Se asomó por la ventana y no distinguió ni una figura. Si no hubiera sido por su inesperado desvelo, no se le hubiera ocurrido la idea de bajar junto al lago a tales horas. Pero ella amaba el campo y el aire fresco, y se sintió obligada a hacerlo. Bajó por las escaleras y disfrutó del silencio que se adueñaba de toda la zona. Caminó bordeando el lago y escuchando el suave y ligero movimiento del agua.

Un destello en la gruta, blanco y llamativo le llamó la atención.

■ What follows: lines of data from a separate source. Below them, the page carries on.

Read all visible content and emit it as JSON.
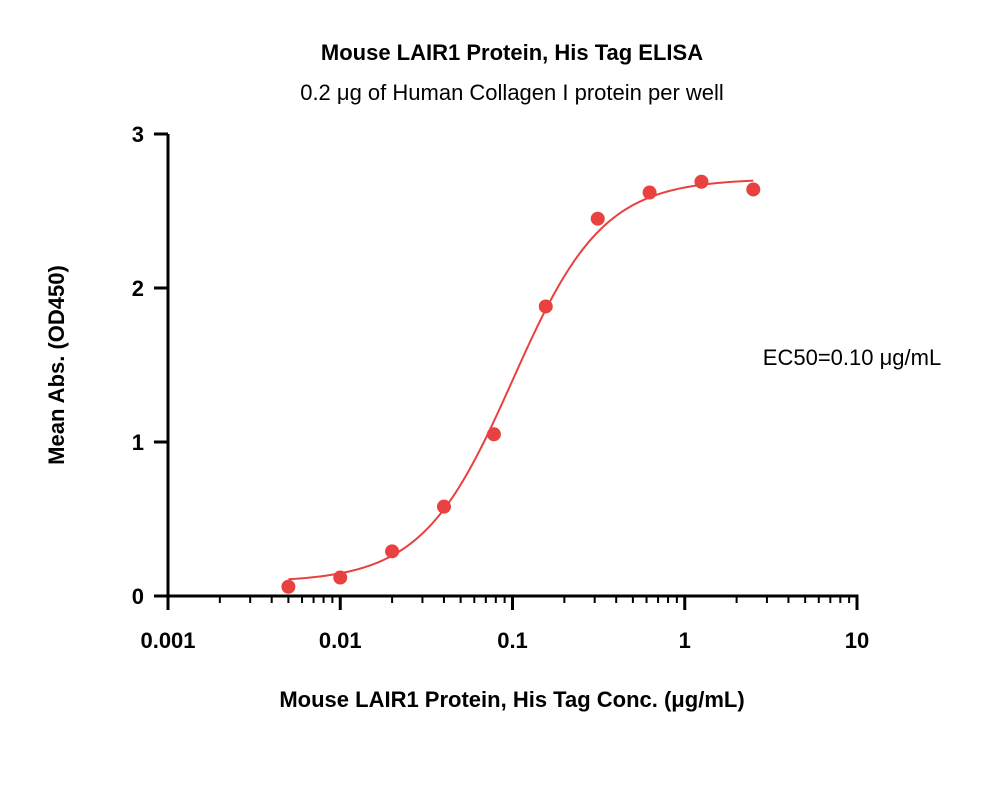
{
  "chart_data": {
    "type": "scatter",
    "title": "Mouse LAIR1 Protein, His Tag ELISA",
    "subtitle": "0.2 μg of Human Collagen I protein per well",
    "xlabel": "Mouse LAIR1 Protein, His Tag Conc. (μg/mL)",
    "ylabel": "Mean Abs. (OD450)",
    "x_scale": "log",
    "xlim": [
      0.001,
      10
    ],
    "ylim": [
      0,
      3
    ],
    "x_ticks": [
      0.001,
      0.01,
      0.1,
      1,
      10
    ],
    "x_tick_labels": [
      "0.001",
      "0.01",
      "0.1",
      "1",
      "10"
    ],
    "y_ticks": [
      0,
      1,
      2,
      3
    ],
    "y_tick_labels": [
      "0",
      "1",
      "2",
      "3"
    ],
    "grid": false,
    "annotation": "EC50=0.10 μg/mL",
    "series": [
      {
        "color": "#e8413f",
        "x": [
          0.005,
          0.01,
          0.02,
          0.04,
          0.078,
          0.156,
          0.3125,
          0.625,
          1.25,
          2.5
        ],
        "y": [
          0.06,
          0.12,
          0.29,
          0.58,
          1.05,
          1.88,
          2.45,
          2.62,
          2.69,
          2.64
        ]
      }
    ],
    "fit_curve": {
      "model": "4PL",
      "bottom": 0.09,
      "top": 2.71,
      "ec50": 0.1,
      "hill": 1.65,
      "x_range": [
        0.005,
        2.5
      ]
    }
  }
}
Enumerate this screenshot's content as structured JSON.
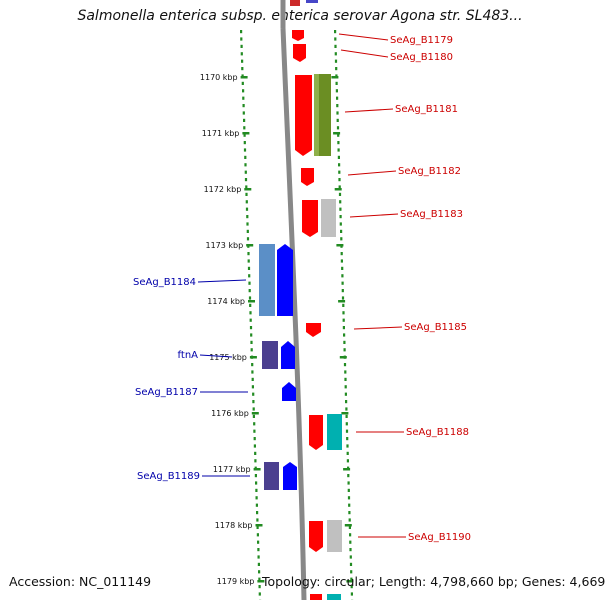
{
  "title": "Salmonella enterica subsp. enterica serovar Agona str. SL483...",
  "footer": {
    "accession": "Accession: NC_011149",
    "stats": "Topology: circular; Length: 4,798,660 bp; Genes: 4,669"
  },
  "colors": {
    "forward_label": "#0000aa",
    "reverse_label": "#cc0000",
    "tick": "#228b22",
    "backbone": "#888888"
  },
  "axis": {
    "unit": "kbp",
    "ticks": [
      "1170 kbp",
      "1171 kbp",
      "1172 kbp",
      "1173 kbp",
      "1174 kbp",
      "1175 kbp",
      "1176 kbp",
      "1177 kbp",
      "1178 kbp",
      "1179 kbp"
    ]
  },
  "genes": [
    {
      "label": "SeAg_B1179",
      "strand": "reverse",
      "color": "#ff0000"
    },
    {
      "label": "SeAg_B1180",
      "strand": "reverse",
      "color": "#ff0000"
    },
    {
      "label": "SeAg_B1181",
      "strand": "reverse",
      "color": "#ff0000"
    },
    {
      "label": "SeAg_B1182",
      "strand": "reverse",
      "color": "#ff0000"
    },
    {
      "label": "SeAg_B1183",
      "strand": "reverse",
      "color": "#ff0000"
    },
    {
      "label": "SeAg_B1184",
      "strand": "forward",
      "color": "#0000ff"
    },
    {
      "label": "SeAg_B1185",
      "strand": "reverse",
      "color": "#ff0000"
    },
    {
      "label": "ftnA",
      "strand": "forward",
      "color": "#0000ff"
    },
    {
      "label": "SeAg_B1187",
      "strand": "forward",
      "color": "#0000ff"
    },
    {
      "label": "SeAg_B1188",
      "strand": "reverse",
      "color": "#ff0000"
    },
    {
      "label": "SeAg_B1189",
      "strand": "forward",
      "color": "#0000ff"
    },
    {
      "label": "SeAg_B1190",
      "strand": "reverse",
      "color": "#ff0000"
    }
  ]
}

Se acercó a la entrada de la cueva y se percató de que era un trozo de metal con una punto afilada, como si perteneciera a un pico. Miró hacia la profundidad y su testarudez le suplicó que entrara.

No podía. Era uno de los lugares donde estrictamente le habían dicho que no entrara bajo ninguna circunstancia, pero con eso solo consiguieron que le diera más ganas de hacerlo. Tessa había heredado las cabezonería de su hermano.

Se adentró en la oscuridad. A medida que daba un paso más temía y sentía un cosquilleo que, de todas formas, le agradaba. Caminó y caminó, pero no había final. Se empezó a asustar, mucho. Vio una luz muy tenue en una esquina de la piedra y se agachó hacia ella.

—¿Que...? —se le escapó.

Al no tocar nada se le ocurrió pegar el ojo a través de ella. Distinguía algunas figuras, pero eran muy opacas. Poco a poco comenzó a observarlas mejor y cuando se quiso dar cuenta vio que era algo parecido a una mina.

Pero... Eran... Niños. Habían una multitud de críos picando la piedra de las paredes de las minas, semidesnudos y flacos. Guardias con látigos, vías de carros que llevaban y traían minerales...

¿Todo eso había estado ahí durante todo ese tiempo?